The committee’s position will be put to the vote in the European Parliament on 14 March.
“Brexit gives us the chance to radically rethink the EU’s multiannual budget (MFF). The cohesion policy should be directed towards long-term social support for economically weaker member states and regions, helping them to further develop high quality social security systems and stabilising the EU economy" Gabi Zimmer
Elsewhere, European council president Donald Tusk, in an eve-of-summit statement, noted that in October last year, the EU agreed to conduct a debate about its priorities.
“In recent debates we have set out new priorities, such as stemming illegal migration, improving European security and defence as well as investing more in the Erasmus programme. Additionally, we will have to face the issue of a gap in the EU budget due to Brexit,” he said.
He added, “This shows the seriousness of the challenges ahead. Beyond that, there is also the question of timing. There are many reasons to speed up our work on the next MFF, as compared with the previous negotiations. And this should be our aim but we also need to be realistic.”
Ahead of Friday’s get together, further comment on the post 2020 MFF revision came from Greens/EFA co leader Ska Keller.
The German deputy told this website, “If we want the European Union to be strong and active, we need to have resources for it. member states must fill the Brexit shaped hole in the EU budget.
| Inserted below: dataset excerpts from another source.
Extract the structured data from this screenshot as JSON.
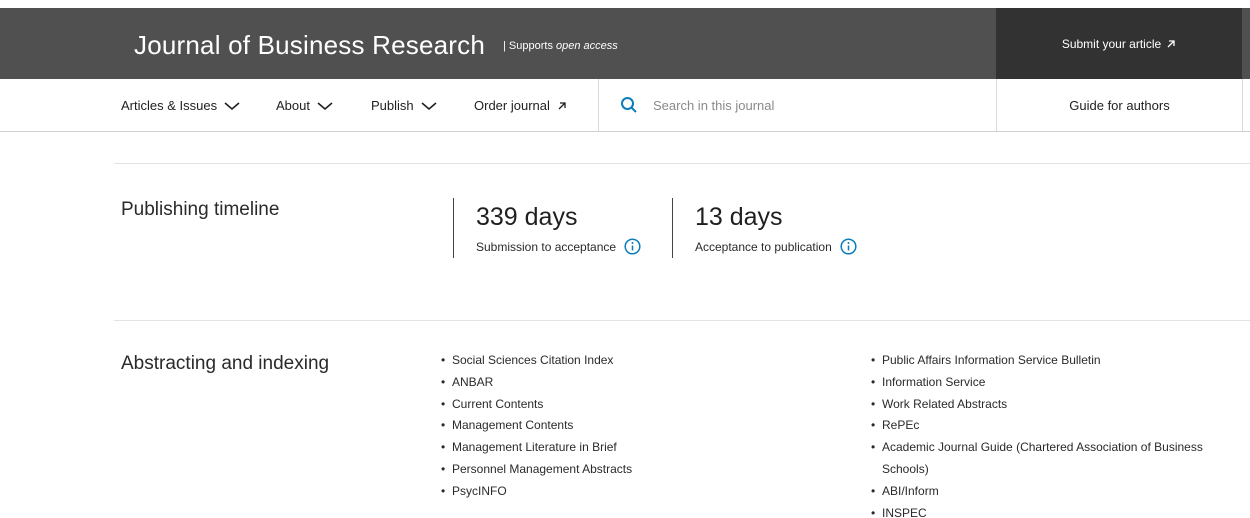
{
  "header": {
    "journal_title": "Journal of Business Research",
    "supports_prefix": "| Supports ",
    "supports_emphasis": "open access",
    "submit_label": "Submit your article",
    "submit_icon": "arrow-up-right-icon"
  },
  "nav": {
    "items": [
      {
        "label": "Articles & Issues",
        "icon": "chevron-down-icon"
      },
      {
        "label": "About",
        "icon": "chevron-down-icon"
      },
      {
        "label": "Publish",
        "icon": "chevron-down-icon"
      },
      {
        "label": "Order journal",
        "icon": "arrow-up-right-icon"
      }
    ],
    "search_placeholder": "Search in this journal",
    "guide_label": "Guide for authors"
  },
  "timeline": {
    "title": "Publishing timeline",
    "stats": [
      {
        "value": "339 days",
        "label": "Submission to acceptance"
      },
      {
        "value": "13 days",
        "label": "Acceptance to publication"
      }
    ]
  },
  "indexing": {
    "title": "Abstracting and indexing",
    "column1": [
      "Social Sciences Citation Index",
      "ANBAR",
      "Current Contents",
      "Management Contents",
      "Management Literature in Brief",
      "Personnel Management Abstracts",
      "PsycINFO"
    ],
    "column2": [
      "Public Affairs Information Service Bulletin",
      "Information Service",
      "Work Related Abstracts",
      "RePEc",
      "Academic Journal Guide (Chartered Association of Business Schools)",
      "ABI/Inform",
      "INSPEC"
    ]
  },
  "colors": {
    "header_bg": "#505050",
    "submit_bg": "#323232",
    "accent_blue": "#0c7dbb"
  }
}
If Europe is to thrive, we need to invest in our people, our climate, and our future.
“We also need to put the EU budget on a more independent and sustainable footing, without being in the hands of squabbling member states. This can be achieved with own resources for the EU, for example through a carbon tax or a plastic tax as proposed by the budget commissioner.”
Further comment came from GUE/NGL leader Gabi Zimmer, who says. “Brexit gives us the chance to radically rethink the EU’s multiannual budget (MFF). The cohesion policy should be directed towards long-term social support for economically weaker member states and regions, helping them to further develop high quality social security systems and stabilising the EU economy.
“We can only achieve this with a much larger EU budget. We need massive public investment to repair the detrimental harm to the EU’s social standards and democracy caused by forced austerity.
“We must stop the practice of hedging private investments with public funds, and thereby giving away democratic control over general welfare while socialising losses and privatising gains.”
She added, “If we have a new Eurozone budget that links investment to ‘structural reforms’, then it would just be another insidious instrument to strangle workers’ rights and destroy the social fabric of our Union. Instead, the next EU budget should be used to tackle the poverty currently faced by 118 million of our fellow citizens.”
Following on from Friday’s summit, the European Parliament must establish its negotiating position on the EU budget post-2020. Two draft reports will be voted on in the March session in Strasbourg and these will provide Parliament’s input to the Commission’s legislative proposals which are due in May.
Adoption of a new MFF Regulation requires Parliament’s consent.